From: "Walter Lippmann" <[EMAIL PROTECTED]>
Reply-To: [EMAIL PROTECTED]
Date: Mon, 16 Apr 2001 08:18:17 -0700
To: "Change Links" <[EMAIL PROTECTED]>, "CubaNews"
<[EMAIL PROTECTED]>
Subject: [CubaNews] Raul Castro says Cuba ready if US invades

Raul Castro says Cuba ready if U.S. invades
By Marc Frank
Reuters

April 16, 2001

HAVANA, Cuba -- In the latest example of Cuban anxiety over
President George W. Bush's administration, Defense Minister
Raul Castro said on Sunday Cuba was better prepared than ever
to resist a U.S. invasion, and promised his troops would exact
a bloody toll if the country were ever occupied.

``They are going to bomb us from above, and we are going to
mine them from below,'' the younger brother of President Fidel
Castro said as he described to reporters what would happen if
the United States ever attempted to use military force to end
decades of non-military confrontation.

``Land mines are the arms of the poor, and we have made every
kind there is,'' he said.

``Sure they can invade. Sure they can occupy part of the
country, and then what?'' Castro said in the latest example of
the defensive military rhetoric Havana has used since Bush's
election.

Castro said war was ``the most terrible thing imaginable,''
something he said the United States learned in Vietnam when
its soldiers began returning home in body bags, implying it
could happen again in Cuba.

Castro, speaking moments after seeing off Chinese President
Jiang Zemin at the Varadero International Airport, 88 miles
east of Havana, said entire cities and army divisions would
fight from tunnels and shelters dug across the country over
the last 20 years.

``Santiago, our second city, everything is ready so it can fit
underground,'' he said in comments broadcast by the state
media.

President Castro, who remained by Jiang's side throughout his
four-day stay, also bid farewell to the Chinese leader, but he
did not speak to the press.

Cuban officials and the state media have increasingly referred
to a supposed U.S. military threat and the island's defense
preparations since Bush won the U.S. presidential election
late last year.

RHETORIC MORE SHRILL

While such shrill Cuban militaristic rhetoric was common in
the 1980s, it all but disappeared during President Bill
Clinton's administration.

``Since Bush won the U.S. presidency Raul's public presence
has greatly increased and he's been signaling Washington not
to use force to settle their differences,'' a diplomat said.
``They think Miami-based exiles want war and have a great deal
of influence with the new president.''

But other diplomats were skeptical that the United States
would use military force against Cuba, speculating the
government was simply using the Republican administration to
whip up nationalism and domestic support.

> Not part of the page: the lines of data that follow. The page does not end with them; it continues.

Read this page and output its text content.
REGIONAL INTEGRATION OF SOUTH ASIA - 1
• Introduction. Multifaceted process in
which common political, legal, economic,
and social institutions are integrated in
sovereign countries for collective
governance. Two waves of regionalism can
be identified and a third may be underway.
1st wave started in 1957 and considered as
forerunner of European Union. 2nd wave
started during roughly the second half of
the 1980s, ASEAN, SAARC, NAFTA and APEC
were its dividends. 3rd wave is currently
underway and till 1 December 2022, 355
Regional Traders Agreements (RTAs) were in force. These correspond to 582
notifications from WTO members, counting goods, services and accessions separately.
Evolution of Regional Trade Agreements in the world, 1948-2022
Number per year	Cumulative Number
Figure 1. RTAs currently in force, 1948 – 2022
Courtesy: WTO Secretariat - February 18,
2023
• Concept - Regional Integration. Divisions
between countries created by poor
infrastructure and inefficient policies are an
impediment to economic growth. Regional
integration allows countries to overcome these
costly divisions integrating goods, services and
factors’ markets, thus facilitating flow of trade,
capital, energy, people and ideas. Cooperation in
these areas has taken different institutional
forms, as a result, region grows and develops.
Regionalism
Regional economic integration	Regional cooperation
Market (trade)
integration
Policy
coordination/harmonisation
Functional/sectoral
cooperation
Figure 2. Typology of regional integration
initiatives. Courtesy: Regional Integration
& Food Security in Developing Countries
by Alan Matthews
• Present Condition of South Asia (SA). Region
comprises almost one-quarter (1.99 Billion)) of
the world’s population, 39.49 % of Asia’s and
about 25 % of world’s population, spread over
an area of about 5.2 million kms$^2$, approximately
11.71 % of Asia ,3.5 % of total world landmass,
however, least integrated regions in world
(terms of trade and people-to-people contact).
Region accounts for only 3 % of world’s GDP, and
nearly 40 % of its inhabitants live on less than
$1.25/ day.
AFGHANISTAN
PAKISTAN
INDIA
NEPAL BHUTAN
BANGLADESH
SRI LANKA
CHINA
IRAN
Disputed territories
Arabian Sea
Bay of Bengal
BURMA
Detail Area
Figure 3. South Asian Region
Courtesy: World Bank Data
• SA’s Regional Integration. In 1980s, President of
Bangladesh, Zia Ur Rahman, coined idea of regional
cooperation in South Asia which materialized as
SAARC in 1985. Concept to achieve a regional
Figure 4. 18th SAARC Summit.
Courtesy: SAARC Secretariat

Castro also lambasted the Bush administration's efforts to
have the communist-run island's human rights record condemned.

Cuba and the United States are currently confronting each
other at the United Nations' annual human rights hearings in
Geneva, where a vote on the situation in Cuba is expected
later this week.

Defense Minister Castro questioned the Bush administration's
legitimacy after last year's controversial presidential vote,
and charged it was supporting Israeli human rights violations
against Palestinians and remaining mum over abuses in ``some
Arab countries, where they cut off heads, including women's,
for adultery.''

Asked about a January statement that the United States would
be well advised to settle its differences with Cuba before
Fidel Castro dies, Raul Castro, his brother's official number
two, said, ``the authority Fidel has, no one else will have.